Star routes is a term used in connection with the United States postal service and the contracting of mail delivery services. The term is defunct as of 1970, but still is occasionally used to refer to Highway Contract Routes (HCRs), which replaced the Star routes. The term is mostly used in connection with a series of scandals in the 1870s involving bribes to postal officials.

==Background==
Prior to 1845, transportation of inland mail, other than by railroad, was given to bidders who offered stage or coach service.

This was abolished by act of Congress on March 3, 1845, which provided that the postmaster-general should lease all such contracts to the lowest bidder who tendered sufficient guarantee of faithful performance, without any conditions, except to provide for due celerity, certainty and security of transportation. These bids became known as "celerity, certainty and security bids" and were designated on the route registers by three stars (***), thus becoming known as "star routes".

==Star Route Frauds==

The Star Route Frauds scandal involved a lucrative 19th century scheme whereby postal officials received bribes in exchange for awarding postal delivery contracts in southern and western areas.

An investigation into the Star Routes corruption took place under President James A. Garfield in 1881. Two previous congressional investigations into the Star Route frauds had occurred in 1872 and 1876 during the Grant administration. The 1872 investigation results had been tainted by bribery, while the 1876 investigation managed to shut down the Star Route frauds temporarily. A resurgence of graft took place in 1878 in the Hayes administration, continuing into the Garfield administration. Among the major players involved were some of the large contractors, Bradley Barlow, a former US Representative of Vermont, the Second Assistant Postmaster-General, some of the subordinates in the department, and Arkansas Senator Stephen W. Dorsey, who became Secretary of the Republican National Committee during James A. Garfield's 1880 presidential campaign. After Garfield's death by assassination, President Chester A. Arthur pursued the investigation. A federal prosecution and trial took place in 1882, which was finally able to shut down the postal ring.

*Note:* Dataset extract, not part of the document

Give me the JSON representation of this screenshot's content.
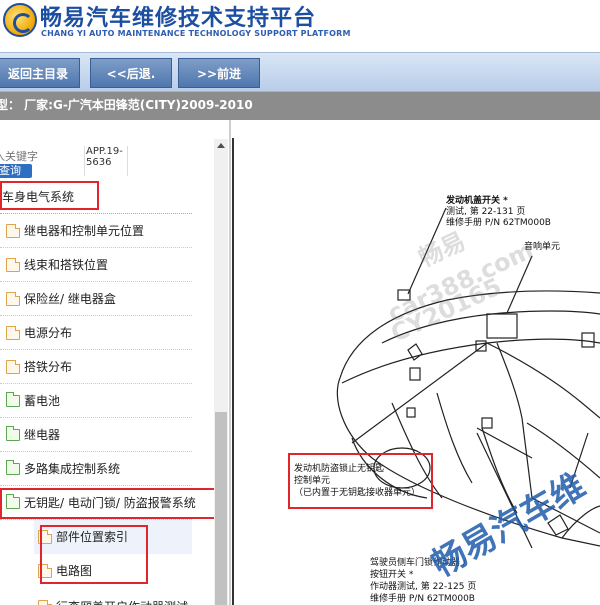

Although the fraudulent scheme was widespread, there were few convictions. Many of the defendants in the Star Routes trials were successfully defended by noted lawyer and orator, Robert Ingersoll. Public disgust over the Star Routes graft served as an impetus for civil service reform and the passage of the Pendleton Civil Service Reform Act in 1883.

==Post-abolition==
Star Routes, now known as Highway Contract Routes (or HCRs) as of 1970, have become a mode of delivering mail directly to customers. Historically, Highway Contract Routes were used rarely for mail delivery to households. An exception was in rural areas with less than one customer per mile.

In modern usage, HCRs can be used anywhere to deliver mail directly to customers. They are often used to deliver mail in growth areas such as new housing tracts. Some of these routes are being started in areas where there are as few as 20 deliveries per day.

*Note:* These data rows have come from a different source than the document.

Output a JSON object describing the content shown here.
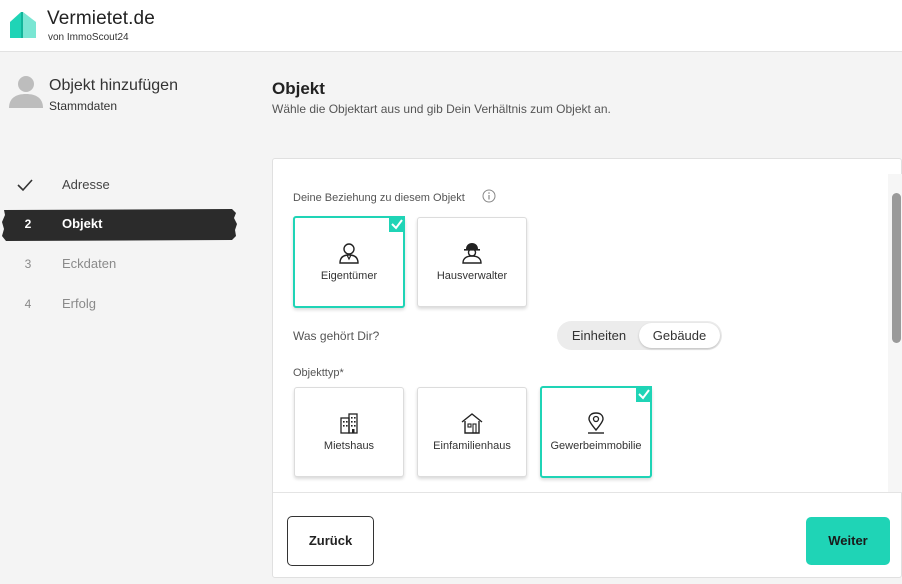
{
  "brand": {
    "title": "Vermietet.de",
    "subtitle": "von ImmoScout24"
  },
  "sidebar": {
    "title": "Objekt hinzufügen",
    "subtitle": "Stammdaten",
    "steps": [
      {
        "num": "",
        "label": "Adresse",
        "state": "done"
      },
      {
        "num": "2",
        "label": "Objekt",
        "state": "active"
      },
      {
        "num": "3",
        "label": "Eckdaten",
        "state": "pending"
      },
      {
        "num": "4",
        "label": "Erfolg",
        "state": "pending"
      }
    ]
  },
  "main": {
    "title": "Objekt",
    "subtitle": "Wähle die Objektart aus und gib Dein Verhältnis zum Objekt an."
  },
  "form": {
    "relation_label": "Deine Beziehung zu diesem Objekt",
    "relation_options": [
      {
        "label": "Eigentümer",
        "icon": "owner-icon",
        "selected": true
      },
      {
        "label": "Hausverwalter",
        "icon": "property-manager-icon",
        "selected": false
      }
    ],
    "ownership_question": "Was gehört Dir?",
    "ownership_toggle": {
      "options": [
        "Einheiten",
        "Gebäude"
      ],
      "selected": "Gebäude"
    },
    "type_label": "Objekttyp*",
    "type_options": [
      {
        "label": "Mietshaus",
        "icon": "apartment-building-icon",
        "selected": false
      },
      {
        "label": "Einfamilienhaus",
        "icon": "house-icon",
        "selected": false
      },
      {
        "label": "Gewerbeimmobilie",
        "icon": "location-pin-icon",
        "selected": true
      }
    ]
  },
  "buttons": {
    "back": "Zurück",
    "next": "Weiter"
  },
  "colors": {
    "accent": "#1fd4b6",
    "active_step_bg": "#2b2b2b"
  }
}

Since 2000, the US Postal Service has added the term "Contract Delivery Service" (CDS) as their newest version of the Star Route. These routes are established to serve newly-created urban communities. CDS carriers do not transport mail, and are being used in an attempt to find delivery drivers who will work for less than USPS carrier wages. As of 2007, several thousand of these CDS routes have been created, with plans for far more.

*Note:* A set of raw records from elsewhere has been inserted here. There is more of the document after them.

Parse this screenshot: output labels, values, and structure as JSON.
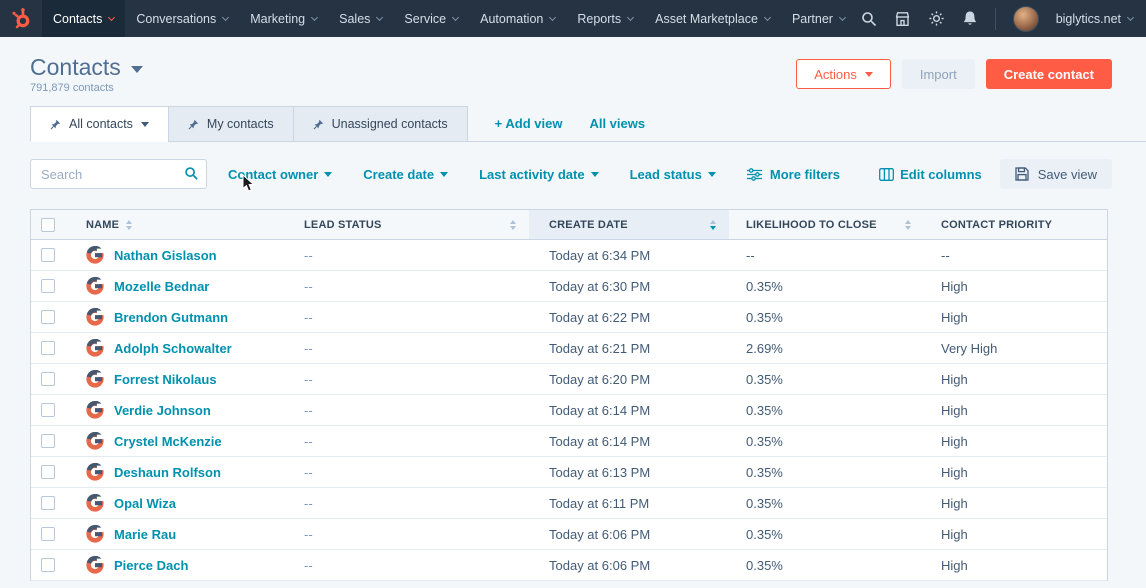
{
  "nav": {
    "items": [
      {
        "label": "Contacts",
        "active": true
      },
      {
        "label": "Conversations"
      },
      {
        "label": "Marketing"
      },
      {
        "label": "Sales"
      },
      {
        "label": "Service"
      },
      {
        "label": "Automation"
      },
      {
        "label": "Reports"
      },
      {
        "label": "Asset Marketplace"
      },
      {
        "label": "Partner"
      }
    ],
    "account_name": "biglytics.net",
    "icon_names": [
      "search-icon",
      "marketplace-icon",
      "settings-icon",
      "notifications-icon"
    ]
  },
  "header": {
    "title": "Contacts",
    "contact_count": "791,879 contacts",
    "actions_button": "Actions",
    "import_button": "Import",
    "create_button": "Create contact"
  },
  "tabs": {
    "items": [
      {
        "label": "All contacts",
        "active": true,
        "pinned": true
      },
      {
        "label": "My contacts",
        "pinned": true
      },
      {
        "label": "Unassigned contacts",
        "pinned": true
      }
    ],
    "add_view_label": "+ Add view",
    "all_views_label": "All views"
  },
  "filters": {
    "search_placeholder": "Search",
    "dropdowns": [
      {
        "label": "Contact owner"
      },
      {
        "label": "Create date"
      },
      {
        "label": "Last activity date"
      },
      {
        "label": "Lead status"
      }
    ],
    "more_filters_label": "More filters",
    "edit_columns_label": "Edit columns",
    "save_view_label": "Save view"
  },
  "table": {
    "columns": [
      {
        "label": "NAME",
        "sortable": true
      },
      {
        "label": "LEAD STATUS",
        "sortable": true
      },
      {
        "label": "CREATE DATE",
        "sortable": true,
        "sorted": "desc"
      },
      {
        "label": "LIKELIHOOD TO CLOSE",
        "sortable": true
      },
      {
        "label": "CONTACT PRIORITY",
        "sortable": false
      }
    ],
    "rows": [
      {
        "name": "Nathan Gislason",
        "lead_status": "--",
        "create_date": "Today at 6:34 PM",
        "likelihood_to_close": "--",
        "contact_priority": "--"
      },
      {
        "name": "Mozelle Bednar",
        "lead_status": "--",
        "create_date": "Today at 6:30 PM",
        "likelihood_to_close": "0.35%",
        "contact_priority": "High"
      },
      {
        "name": "Brendon Gutmann",
        "lead_status": "--",
        "create_date": "Today at 6:22 PM",
        "likelihood_to_close": "0.35%",
        "contact_priority": "High"
      },
      {
        "name": "Adolph Schowalter",
        "lead_status": "--",
        "create_date": "Today at 6:21 PM",
        "likelihood_to_close": "2.69%",
        "contact_priority": "Very High"
      },
      {
        "name": "Forrest Nikolaus",
        "lead_status": "--",
        "create_date": "Today at 6:20 PM",
        "likelihood_to_close": "0.35%",
        "contact_priority": "High"
      },
      {
        "name": "Verdie Johnson",
        "lead_status": "--",
        "create_date": "Today at 6:14 PM",
        "likelihood_to_close": "0.35%",
        "contact_priority": "High"
      },
      {
        "name": "Crystel McKenzie",
        "lead_status": "--",
        "create_date": "Today at 6:14 PM",
        "likelihood_to_close": "0.35%",
        "contact_priority": "High"
      },
      {
        "name": "Deshaun Rolfson",
        "lead_status": "--",
        "create_date": "Today at 6:13 PM",
        "likelihood_to_close": "0.35%",
        "contact_priority": "High"
      },
      {
        "name": "Opal Wiza",
        "lead_status": "--",
        "create_date": "Today at 6:11 PM",
        "likelihood_to_close": "0.35%",
        "contact_priority": "High"
      },
      {
        "name": "Marie Rau",
        "lead_status": "--",
        "create_date": "Today at 6:06 PM",
        "likelihood_to_close": "0.35%",
        "contact_priority": "High"
      },
      {
        "name": "Pierce Dach",
        "lead_status": "--",
        "create_date": "Today at 6:06 PM",
        "likelihood_to_close": "0.35%",
        "contact_priority": "High"
      }
    ]
  },
  "colors": {
    "nav_bg": "#253342",
    "accent_orange": "#ff5c45",
    "link_teal": "#0091ae",
    "page_bg": "#f4f7fa",
    "text_dark": "#33475b",
    "text_muted": "#7c98b6"
  }
}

Many contractors are no longer individuals wanting to transport mail between post offices, or to deliver mail in a remote community where they live. This new concentration of more urban contract routes has made it practical for businesses to bid on multiple contracts, and then seek workers who will work those routes for less money than the US Postal Service pays on each contract. The US Postal Service is still attempting to find an equilibrium between the dependability of career postal carriers and the cost savings of contractors acting as a temp agency.

There is some debate as to how much control the Postal Service can exercise over these contract routes and have them remain contractors. Exactly where the line is that will mark the difference between an HCR being a contractor and an employee is not clear.